Mr October told MPs the department had been given six months to finalise the selection of zones from those identified and studied.

Mr Davies noted that the existing industrial development zones (IDZs) were beginning to gain traction because of the way they were managed and promoted. He cited the example of the East London IDZ, which had seen strong growth in investments over the past four years.

Briefing the committee on the Special Economic Zones Bill, Mr October said the East London IDZ had 21 investments worth R1bn, with an additional R1.4bn having been transferred by the department. It had created 1,179 direct jobs and 6,379 construction and indirect jobs.

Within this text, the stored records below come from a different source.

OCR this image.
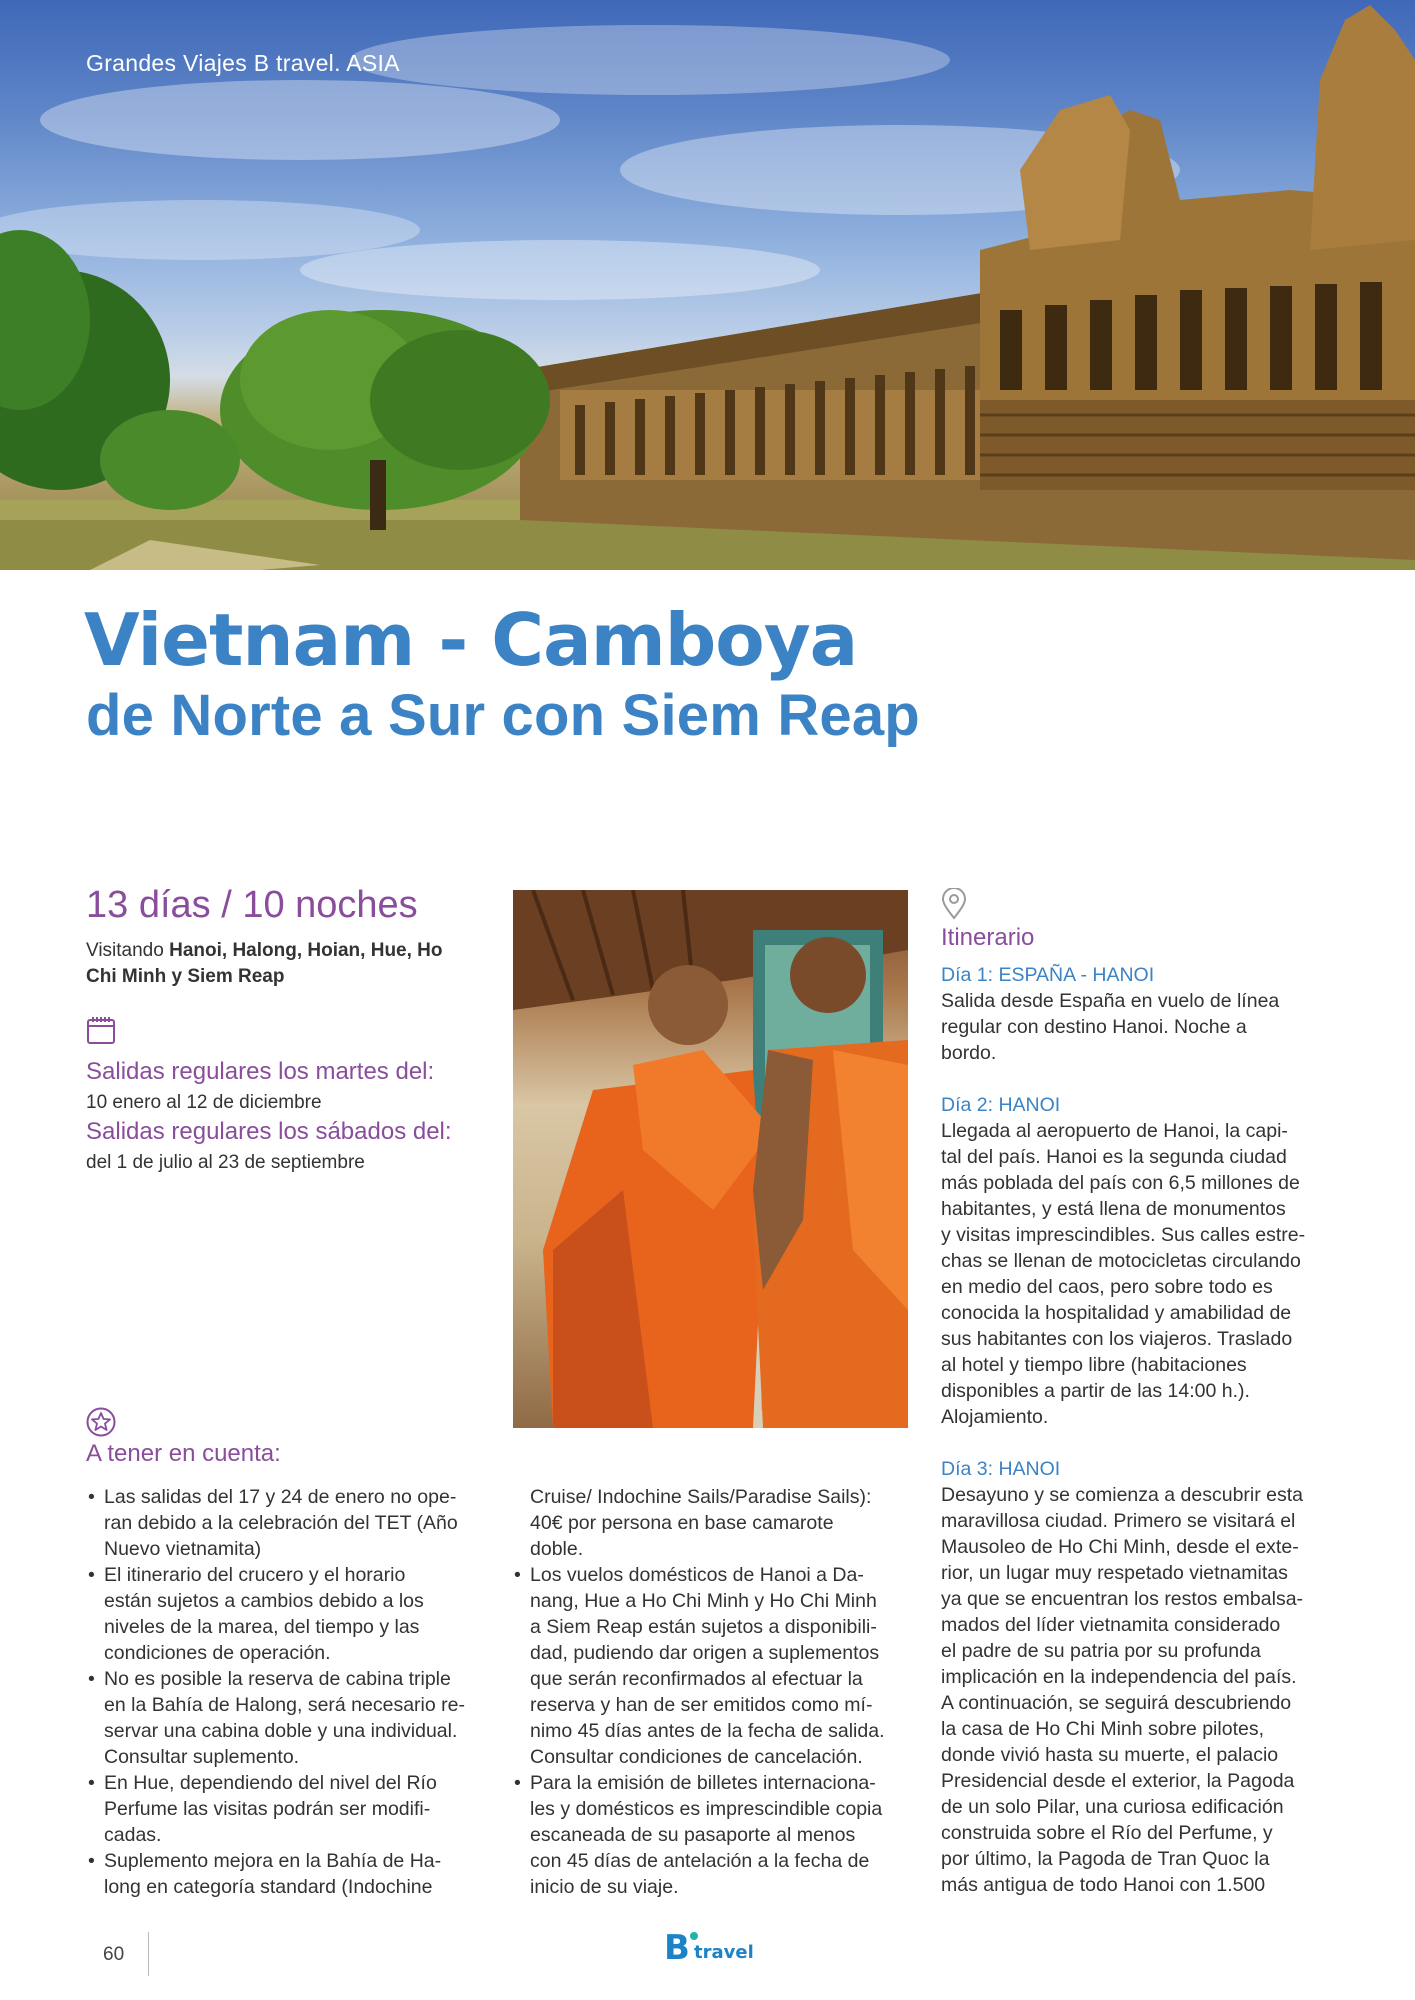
Grandes Viajes B travel. ASIA
Vietnam - Camboya
de Norte a Sur con Siem Reap
13 días / 10 noches
Visitando Hanoi, Halong, Hoian, Hue, Ho Chi Minh y Siem Reap
Salidas regulares los martes del:
10 enero al 12 de diciembre
Salidas regulares los sábados del:
del 1 de julio al 23 de septiembre
A tener en cuenta:
• Las salidas del 17 y 24 de enero no ope-
ran debido a la celebración del TET (Año
Nuevo vietnamita)
• El itinerario del crucero y el horario
están sujetos a cambios debido a los
niveles de la marea, del tiempo y las
condiciones de operación.
• No es posible la reserva de cabina triple
en la Bahía de Halong, será necesario re-
servar una cabina doble y una individual.
Consultar suplemento.
• En Hue, dependiendo del nivel del Río
Perfume las visitas podrán ser modifi-
cadas.
• Suplemento mejora en la Bahía de Ha-
long en categoría standard (Indochine
Cruise/ Indochine Sails/Paradise Sails):
40€ por persona en base camarote
doble.
• Los vuelos domésticos de Hanoi a Da-
nang, Hue a Ho Chi Minh y Ho Chi Minh
a Siem Reap están sujetos a disponibili-
dad, pudiendo dar origen a suplementos
que serán reconfirmados al efectuar la
reserva y han de ser emitidos como mí-
nimo 45 días antes de la fecha de salida.
Consultar condiciones de cancelación.
• Para la emisión de billetes internaciona-
les y domésticos es imprescindible copia
escaneada de su pasaporte al menos
con 45 días de antelación a la fecha de
inicio de su viaje.
Itinerario
Día 1: ESPAÑA - HANOI
Salida desde España en vuelo de línea
regular con destino Hanoi. Noche a
bordo.
Día 2: HANOI
Llegada al aeropuerto de Hanoi, la capi-
tal del país. Hanoi es la segunda ciudad
más poblada del país con 6,5 millones de
habitantes, y está llena de monumentos
y visitas imprescindibles. Sus calles estre-
chas se llenan de motocicletas circulando
en medio del caos, pero sobre todo es
conocida la hospitalidad y amabilidad de
sus habitantes con los viajeros. Traslado
al hotel y tiempo libre (habitaciones
disponibles a partir de las 14:00 h.).
Alojamiento.
Día 3: HANOI
Desayuno y se comienza a descubrir esta
maravillosa ciudad. Primero se visitará el
Mausoleo de Ho Chi Minh, desde el exte-
rior, un lugar muy respetado vietnamitas
ya que se encuentran los restos embalsa-
mados del líder vietnamita considerado
el padre de su patria por su profunda
implicación en la independencia del país.
A continuación, se seguirá descubriendo
la casa de Ho Chi Minh sobre pilotes,
donde vivió hasta su muerte, el palacio
Presidencial desde el exterior, la Pagoda
de un solo Pilar, una curiosa edificación
construida sobre el Río del Perfume, y
por último, la Pagoda de Tran Quoc la
más antigua de todo Hanoi con 1.500
60	B travel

Coega had attracted 20 investments valued at R1.1bn, with R4.4bn transferred by the department. It had created 3,778 direct jobs and 37,156 construction and indirect jobs.

Richards Bay had attracted investment of R650m, government transfers of R331m and had created a total of 180 jobs.

Mr October said there had been extensive consultation on the bill, which arose from an assessment of the "modest" performance of the existing IDZs. The bill would provide a legal framework for the zones and for granting special incentives for businesses operating there such as duty free inputs.

The Treasury has also signalled other possible incentives such as a lower tax rate — possibly as low as 15%, according to the Department of Trade and Industry's deputy director-general Tumelo Chipfupa. A labour incentive is also possible.

He said major areas of agreement had been reached between business, labour and community representatives in the National Economic Development and Labour Council (Nedlac).

Labour wanted to have three Nedlac representatives on the 15-member SEZ boards and the department had agreed to this on condition they met the criteria in terms of qualifications and knowledge.

Nine representatives would be from government and there would be three independent experts.

Business argued against municipalities having the right under the bill to propose SEZs as it said this was not their core business and they lacked the capacity for this. The department, however, had decided to retain this clause, Mr October, said because there were municipalities that did have this capacity and in any event the applications for SEZs would undergo rigorous evaluation.

The department also decided to go ahead with the idea of these SEZs being operated as public-private partnerships even though labour disapproved of this on the grounds that it would be a form of private ownership.

African National Congress MPs were concerned that if the private partner had a dominant share in the PPP it would be able to control the SEZ.